В горнице была полутемь. Из трех окон два были наглухо заколочены, и в редкие щели их пробивались полоски света, словно кто-то натянул тонкие серые хребтины для посадки сетей. Третье окно у переднего угла имело шесть створок в раме, четыре из которых забиты дощечками, картоном и заткнуты тряпками, и только две створки — в мутных стеклышках. Через них вливался в горницу полусвет, выделяя бревенчатый угол, где, вместо икон, висели фотографии, ниже стоял маленький, с круглой покрышкой столик.
Костя разглядел в противоположном углу лежавшую на кровати старую рыбачку.
— Тетка Малаша!
Осторожно ступая по скрипучим половицам, будто по мелким льдинам, что уходили под ногами, ловец подошел к кровати. Тетка Малаша дремала; ее закрытые веки слегка приподнимались, глаза сверкали фосфорическим блеском.
— Тетя! — Костя тронул ее за плечо.
— Кто тут? Кто?..
Через минуту рыбачка стояла согнувшись и никак не могла поднять голову, чтобы рассмотреть ловца.
Годы скрючили тетку Малашу вдвое, словно надломили в пояснице: голова ее свисала почти до колен, а руки болтались у самого пола.
— Кто тут? — опять зашептала она, стараясь разогнуть спину.
— Да я — Костя...
Упираясь руками в бедра, тетка кряхтела и, выпрямляясь, надвигалась на ловца. У старой рыбачки — сизые, мутные глаза и большой, горбылем, нос; голова ее — белая, седая — тряслась. Долго и пристально смотрела тетка на Бушлака: она быстро, жадно дышала, как пойманная рыба.
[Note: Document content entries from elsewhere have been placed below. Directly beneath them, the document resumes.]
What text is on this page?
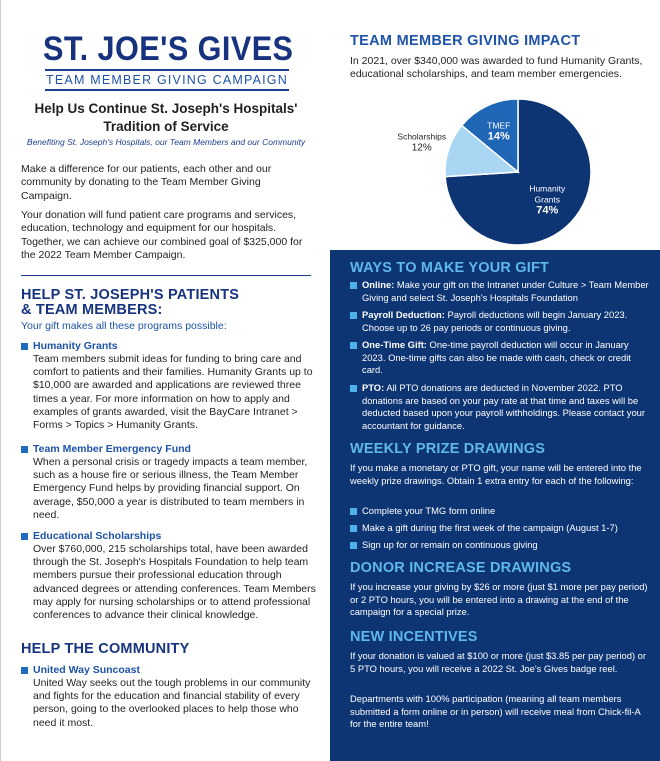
ST. JOE'S GIVES
TEAM MEMBER GIVING CAMPAIGN
Help Us Continue St. Joseph's Hospitals'
Tradition of Service
Benefiting St. Joseph's Hospitals, our Team Members and our Community
Make a difference for our patients, each other and our community by donating to the Team Member Giving Campaign.
Your donation will fund patient care programs and services, education, technology and equipment for our hospitals. Together, we can achieve our combined goal of $325,000 for the 2022 Team Member Campaign.
HELP ST. JOSEPH'S PATIENTS
& TEAM MEMBERS:
Your gift makes all these programs possible:
Humanity Grants
Team members submit ideas for funding to bring care and comfort to patients and their families. Humanity Grants up to $10,000 are awarded and applications are reviewed three times a year. For more information on how to apply and examples of grants awarded, visit the BayCare Intranet > Forms > Topics > Humanity Grants.
Team Member Emergency Fund
When a personal crisis or tragedy impacts a team member, such as a house fire or serious illness, the Team Member Emergency Fund helps by providing financial support. On average, $50,000 a year is distributed to team members in need.
Educational Scholarships
Over $760,000, 215 scholarships total, have been awarded through the St. Joseph's Hospitals Foundation to help team members pursue their professional education through advanced degrees or attending conferences. Team Members may apply for nursing scholarships or to attend professional conferences to advance their clinical knowledge.
HELP THE COMMUNITY
United Way Suncoast
United Way seeks out the tough problems in our community and fights for the education and financial stability of every person, going to the overlooked places to help those who need it most.
TEAM MEMBER GIVING IMPACT
In 2021, over $340,000 was awarded to fund Humanity Grants, educational scholarships, and team member emergencies.
Humanity
Grants
74%
Scholarships
12%
TMEF
14%
WAYS TO MAKE YOUR GIFT
Online: Make your gift on the Intranet under Culture > Team Member Giving and select St. Joseph's Hospitals Foundation
Payroll Deduction: Payroll deductions will begin January 2023. Choose up to 26 pay periods or continuous giving.
One-Time Gift: One-time payroll deduction will occur in January 2023. One-time gifts can also be made with cash, check or credit card.
PTO: All PTO donations are deducted in November 2022. PTO donations are based on your pay rate at that time and taxes will be deducted based upon your payroll withholdings. Please contact your accountant for guidance.
WEEKLY PRIZE DRAWINGS
If you make a monetary or PTO gift, your name will be entered into the weekly prize drawings. Obtain 1 extra entry for each of the following:
Complete your TMG form online
Make a gift during the first week of the campaign (August 1-7)
Sign up for or remain on continuous giving
DONOR INCREASE DRAWINGS
If you increase your giving by $26 or more (just $1 more per pay period) or 2 PTO hours, you will be entered into a drawing at the end of the campaign for a special prize.
NEW INCENTIVES
If your donation is valued at $100 or more (just $3.85 per pay period) or 5 PTO hours, you will receive a 2022 St. Joe's Gives badge reel.
Departments with 100% participation (meaning all team members submitted a form online or in person) will receive meal from Chick-fil-A for the entire team!
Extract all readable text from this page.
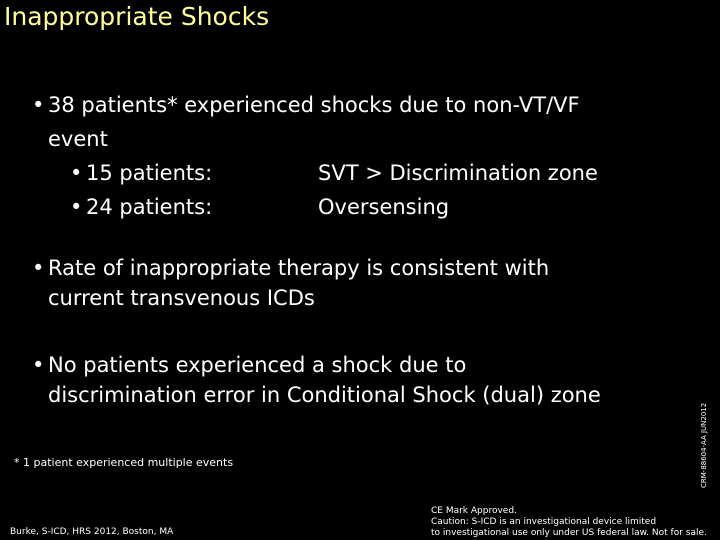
Inappropriate Shocks
• 38 patients* experienced shocks due to non-VT/VF
event
• 15 patients:	SVT > Discrimination zone
• 24 patients:	Oversensing
• Rate of inappropriate therapy is consistent with
current transvenous ICDs
• No patients experienced a shock due to
discrimination error in Conditional Shock (dual) zone
* 1 patient experienced multiple events
Burke, S-ICD, HRS 2012, Boston, MA
CE Mark Approved.
Caution: S-ICD is an investigational device limited
to investigational use only under US federal law. Not for sale.
CRM-88604-AA JUN2012
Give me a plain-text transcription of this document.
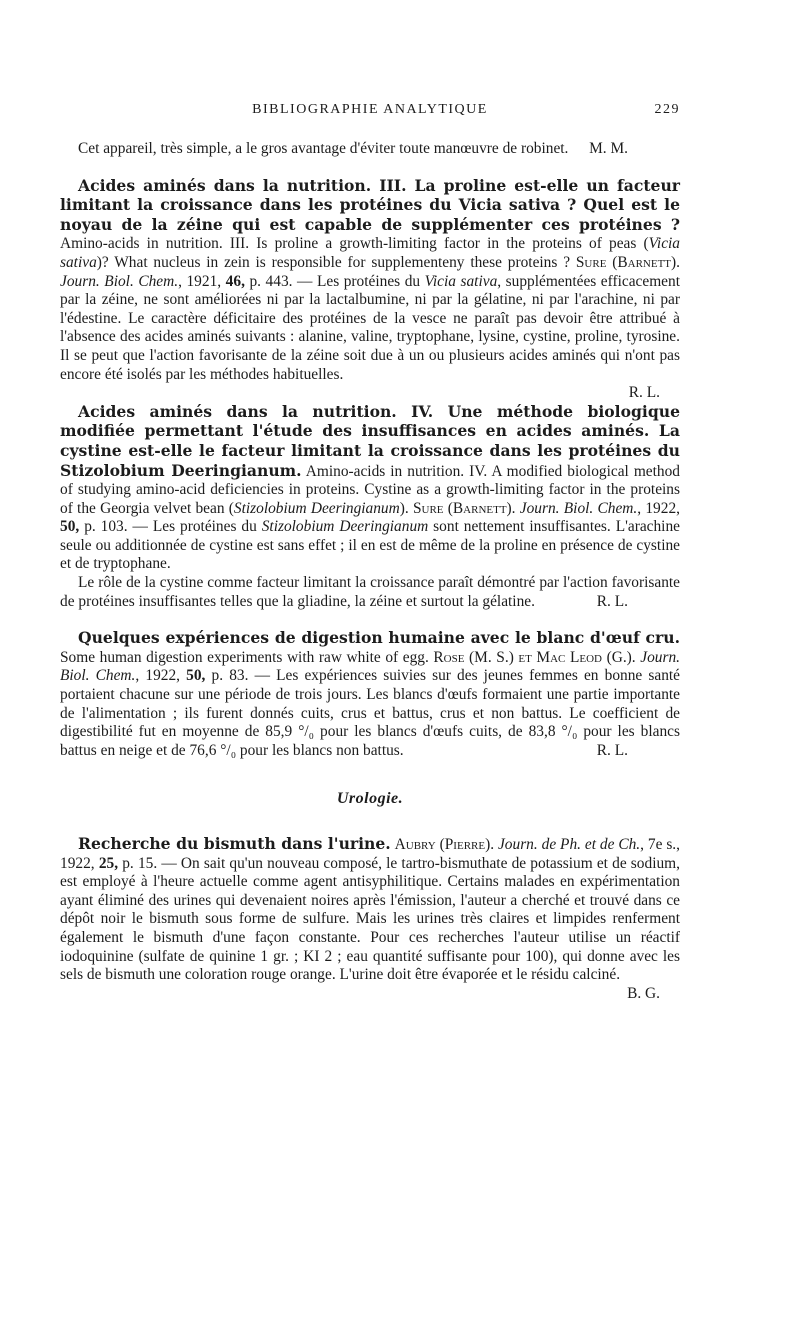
BIBLIOGRAPHIE ANALYTIQUE	229

Cet appareil, très simple, a le gros avantage d'éviter toute manœuvre de robinet.	M. M.

Acides aminés dans la nutrition. III. La proline est-elle un facteur limitant la croissance dans les protéines du Vicia sativa ? Quel est le noyau de la zéine qui est capable de supplémenter ces protéines ? Amino-acids in nutrition. III. Is proline a growth-limiting factor in the proteins of peas (Vicia sativa)? What nucleus in zein is responsible for supplementeny these proteins ? Sure (Barnett). Journ. Biol. Chem., 1921, 46, p. 443. — Les protéines du Vicia sativa, supplémentées efficacement par la zéine, ne sont améliorées ni par la lactalbumine, ni par la gélatine, ni par l'arachine, ni par l'édestine. Le caractère déficitaire des protéines de la vesce ne paraît pas devoir être attribué à l'absence des acides aminés suivants : alanine, valine, tryptophane, lysine, cystine, proline, tyrosine. Il se peut que l'action favorisante de la zéine soit due à un ou plusieurs acides aminés qui n'ont pas encore été isolés par les méthodes habituelles.
R. L.

Acides aminés dans la nutrition. IV. Une méthode biologique modifiée permettant l'étude des insuffisances en acides aminés. La cystine est-elle le facteur limitant la croissance dans les protéines du Stizolobium Deeringianum. Amino-acids in nutrition. IV. A modified biological method of studying amino-acid deficiencies in proteins. Cystine as a growth-limiting factor in the proteins of the Georgia velvet bean (Stizolobium Deeringianum). Sure (Barnett). Journ. Biol. Chem., 1922, 50, p. 103. — Les protéines du Stizolobium Deeringianum sont nettement insuffisantes. L'arachine seule ou additionnée de cystine est sans effet ; il en est de même de la proline en présence de cystine et de tryptophane.

Le rôle de la cystine comme facteur limitant la croissance paraît démontré par l'action favorisante de protéines insuffisantes telles que la gliadine, la zéine et surtout la gélatine.	R. L.

Quelques expériences de digestion humaine avec le blanc d'œuf cru. Some human digestion experiments with raw white of egg. Rose (M. S.) et Mac Leod (G.). Journ. Biol. Chem., 1922, 50, p. 83. — Les expériences suivies sur des jeunes femmes en bonne santé portaient chacune sur une période de trois jours. Les blancs d'œufs formaient une partie importante de l'alimentation ; ils furent donnés cuits, crus et battus, crus et non battus. Le coefficient de digestibilité fut en moyenne de 85,9 °/₀ pour les blancs d'œufs cuits, de 83,8 °/₀ pour les blancs battus en neige et de 76,6 °/₀ pour les blancs non battus.	R. L.

Urologie.

Recherche du bismuth dans l'urine. Aubry (Pierre). Journ. de Ph. et de Ch., 7e s., 1922, 25, p. 15. — On sait qu'un nouveau composé, le tartro-bismuthate de potassium et de sodium, est employé à l'heure actuelle comme agent antisyphilitique. Certains malades en expérimentation ayant éliminé des urines qui devenaient noires après l'émission, l'auteur a cherché et trouvé dans ce dépôt noir le bismuth sous forme de sulfure. Mais les urines très claires et limpides renferment également le bismuth d'une façon constante. Pour ces recherches l'auteur utilise un réactif iodoquinine (sulfate de quinine 1 gr. ; KI 2 ; eau quantité suffisante pour 100), qui donne avec les sels de bismuth une coloration rouge orange. L'urine doit être évaporée et le résidu calciné.
B. G.
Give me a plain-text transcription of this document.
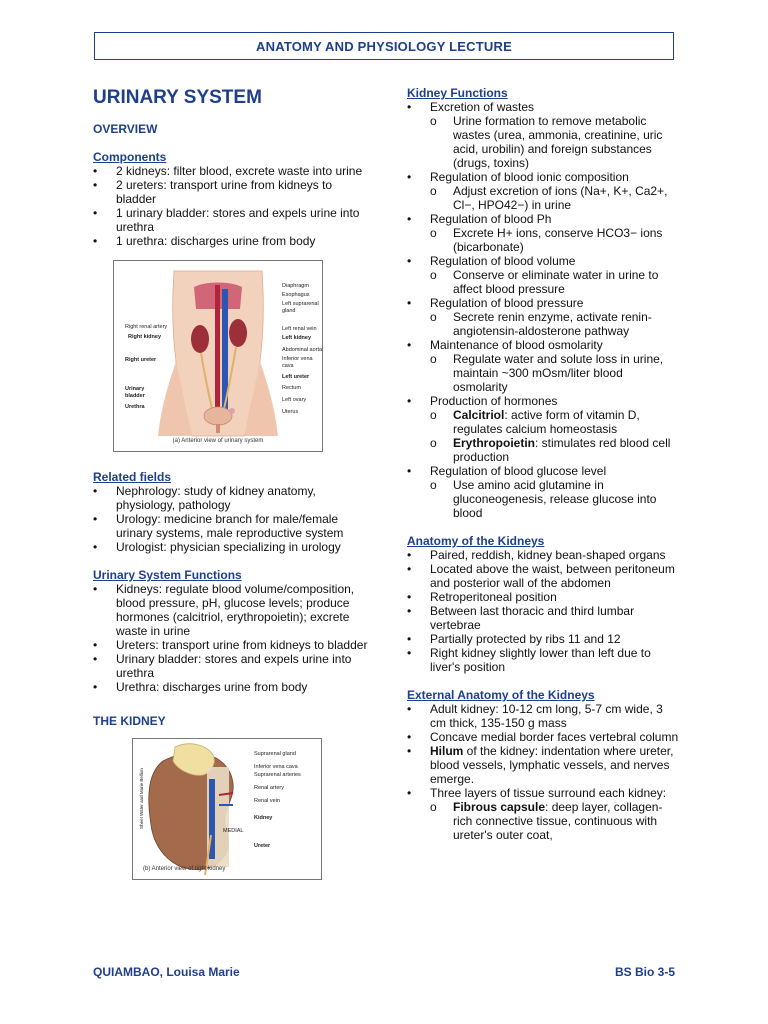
ANATOMY AND PHYSIOLOGY LECTURE
URINARY SYSTEM
OVERVIEW
Components
• 2 kidneys: filter blood, excrete waste into urine
• 2 ureters: transport urine from kidneys to bladder
• 1 urinary bladder: stores and expels urine into urethra
• 1 urethra: discharges urine from body
Diaphragm
Esophagus
Left suprarenal
gland
Right renal artery	Left renal vein
Right kidney	Left kidney
Abdominal aorta
Inferior vena
cava
Right ureter
Left ureter
Rectum
Urinary
bladder
Left ovary
Urethra
Uterus
(a) Anterior view of urinary system
Related fields
• Nephrology: study of kidney anatomy, physiology, pathology
• Urology: medicine branch for male/female urinary systems, male reproductive system
• Urologist: physician specializing in urology
Urinary System Functions
• Kidneys: regulate blood volume/composition, blood pressure, pH, glucose levels; produce hormones (calcitriol, erythropoietin); excrete waste in urine
• Ureters: transport urine from kidneys to bladder
• Urinary bladder: stores and expels urine into urethra
• Urethra: discharges urine from body
THE KIDNEY
Sheet Water and Marie Bellion
Suprarenal gland
Inferior vena cava
Suprarenal arteries
Renal artery
Renal vein
Kidney
MEDIAL
Ureter
(b) Anterior view of right kidney
Kidney Functions
• Excretion of wastes
o Urine formation to remove metabolic wastes (urea, ammonia, creatinine, uric acid, urobilin) and foreign substances (drugs, toxins)
• Regulation of blood ionic composition
o Adjust excretion of ions (Na+, K+, Ca2+, Cl−, HPO42−) in urine
• Regulation of blood Ph
o Excrete H+ ions, conserve HCO3− ions (bicarbonate)
• Regulation of blood volume
o Conserve or eliminate water in urine to affect blood pressure
• Regulation of blood pressure
o Secrete renin enzyme, activate renin-angiotensin-aldosterone pathway
• Maintenance of blood osmolarity
o Regulate water and solute loss in urine, maintain ~300 mOsm/liter blood osmolarity
• Production of hormones
o Calcitriol: active form of vitamin D, regulates calcium homeostasis
o Erythropoietin: stimulates red blood cell production
• Regulation of blood glucose level
o Use amino acid glutamine in gluconeogenesis, release glucose into blood
Anatomy of the Kidneys
• Paired, reddish, kidney bean-shaped organs
• Located above the waist, between peritoneum and posterior wall of the abdomen
• Retroperitoneal position
• Between last thoracic and third lumbar vertebrae
• Partially protected by ribs 11 and 12
• Right kidney slightly lower than left due to liver's position
External Anatomy of the Kidneys
• Adult kidney: 10-12 cm long, 5-7 cm wide, 3 cm thick, 135-150 g mass
• Concave medial border faces vertebral column
• Hilum of the kidney: indentation where ureter, blood vessels, lymphatic vessels, and nerves emerge.
• Three layers of tissue surround each kidney:
o Fibrous capsule: deep layer, collagen-rich connective tissue, continuous with ureter's outer coat,
QUIAMBAO, Louisa Marie	BS Bio 3-5
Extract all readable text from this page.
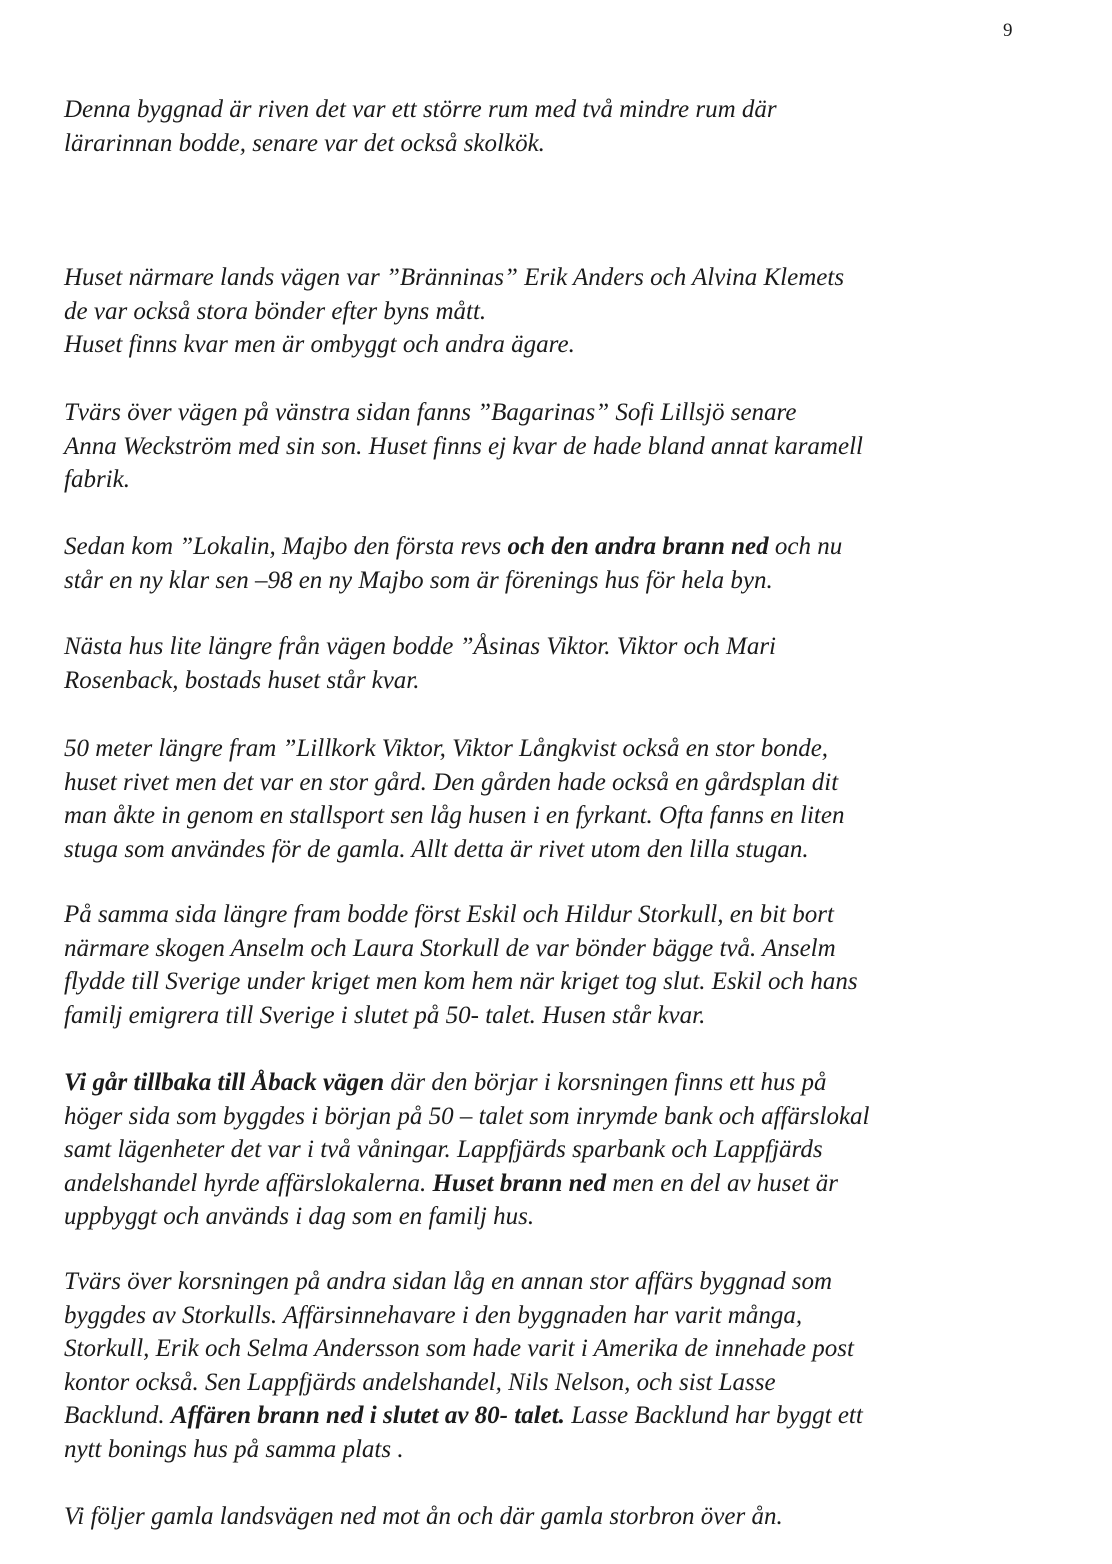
9

Denna byggnad är riven det var ett större rum med två mindre rum där
lärarinnan bodde, senare var det också skolkök.

Huset närmare lands vägen var ”Bränninas” Erik Anders och Alvina Klemets
de var också stora bönder efter byns mått.
Huset finns kvar men är ombyggt och andra ägare.

Tvärs över vägen på vänstra sidan fanns ”Bagarinas” Sofi Lillsjö senare
Anna Weckström med sin son. Huset finns ej kvar de hade bland annat karamell
fabrik.

Sedan kom ”Lokalin, Majbo den första revs och den andra brann ned och nu
står en ny klar sen –98 en ny Majbo som är förenings hus för hela byn.

Nästa hus lite längre från vägen bodde ”Åsinas Viktor. Viktor och Mari
Rosenback, bostads huset står kvar.

50 meter längre fram ”Lillkork Viktor, Viktor Långkvist också en stor bonde,
huset rivet men det var en stor gård. Den gården hade också en gårdsplan dit
man åkte in genom en stallsport sen låg husen i en fyrkant. Ofta fanns en liten
stuga som användes för de gamla. Allt detta är rivet utom den lilla stugan.

På samma sida längre fram bodde först Eskil och Hildur Storkull, en bit bort
närmare skogen Anselm och Laura Storkull de var bönder bägge två. Anselm
flydde till Sverige under kriget men kom hem när kriget tog slut. Eskil och hans
familj emigrera till Sverige i slutet på 50- talet. Husen står kvar.

Vi går tillbaka till Åback vägen där den börjar i korsningen finns ett hus på
höger sida som byggdes i början på 50 – talet som inrymde bank och affärslokal
samt lägenheter det var i två våningar. Lappfjärds sparbank och Lappfjärds
andelshandel hyrde affärslokalerna. Huset brann ned men en del av huset är
uppbyggt och används i dag som en familj hus.

Tvärs över korsningen på andra sidan låg en annan stor affärs byggnad som
byggdes av Storkulls. Affärsinnehavare i den byggnaden har varit många,
Storkull, Erik och Selma Andersson som hade varit i Amerika de innehade post
kontor också. Sen Lappfjärds andelshandel, Nils Nelson, och sist Lasse
Backlund. Affären brann ned i slutet av 80- talet. Lasse Backlund har byggt ett
nytt bonings hus på samma plats .

Vi följer gamla landsvägen ned mot ån och där gamla storbron över ån.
— А взаправду, кажись, Костя, — зачмокала тетка маленьким беззубым ртом.
Все упираясь руками в бедра, она вразвалку, точно подшибленная гусыня, прошла к изголовью кровати, и когда начала шарить под подушкой, верхняя часть ее туловища беспомощно свисла.
Вытащив очки и нацепив их на нос, тетка, кряхтя, снова долго выпрямлялась, словно на спину ей взвалили тяжелую кладь. Потом она опять подошла вплотную к ловцу и, пристально оглядев его, удовлетворенно прошептала:
— Костя и есть... — и бережно погладила Бушлака по плечу. — Ну, пойдем в мой родной уголок. Там и посидим, поговорим.
Грузно переваливаясь с боку на бок, тетка зашаркала в передний угол. Вслед за ней Костя прошел к маленькому круглому столику и опустился на табурет.
— Чего скажешь, родненький? — она уселась против ловца.
Уже много лет говорила рыбачка шепотом, сухим и звучным.
— Письмо тебе из города, от Катерины Егоровны.
— Неужели правда? — обрадованно воскликнула тетка.
— Ага! — и ловец протянул старой рыбачке конверт.
Она поспешно замахала руками:
— Читай давай! Читай!
Костя разорвал с краю конверт, вынул из него пачку бумажек и бережно развернул их; несколько страничек было сложено вчетверо, с жирной надписью: «Для К. И. Бушлака».
«Ага! — радостно подумал Костя. — Это мне».
— А это — пять червонцев, — сказал он. — Держи, тетя, подарок от дочки!
Рыбачка снова заторопила ловца, сердито бросая хрустящие бумажки на столик:
— Читай, тебе говорю! — и, отложив за ухо платок, приготовилась слушать.
«Дорогая моя мамашенька Маланья Федоровна!
Была у меня в гостях Ильинична. Рассказала она мне, что ты совсем постарела, часто прихварываешь, и разболелось у меня сердце, и потянуло в родной Островок.
Собираюсь я, дорогая моя, скоро приехать к тебе. Да и случай подходящий, кажется, подвертывается, а то ведь все завод и завод...
Не была я в Островке уже четыре года и тебя ее видала давно — с двадцать восьмого не приезжаешь ты ко мне! Да и по могилкам батяши да Васи соскучилась.
Купила я еще стекла для рамок под портреты, но с Ильиничной не передала, побоялась, как бы она не разбила их».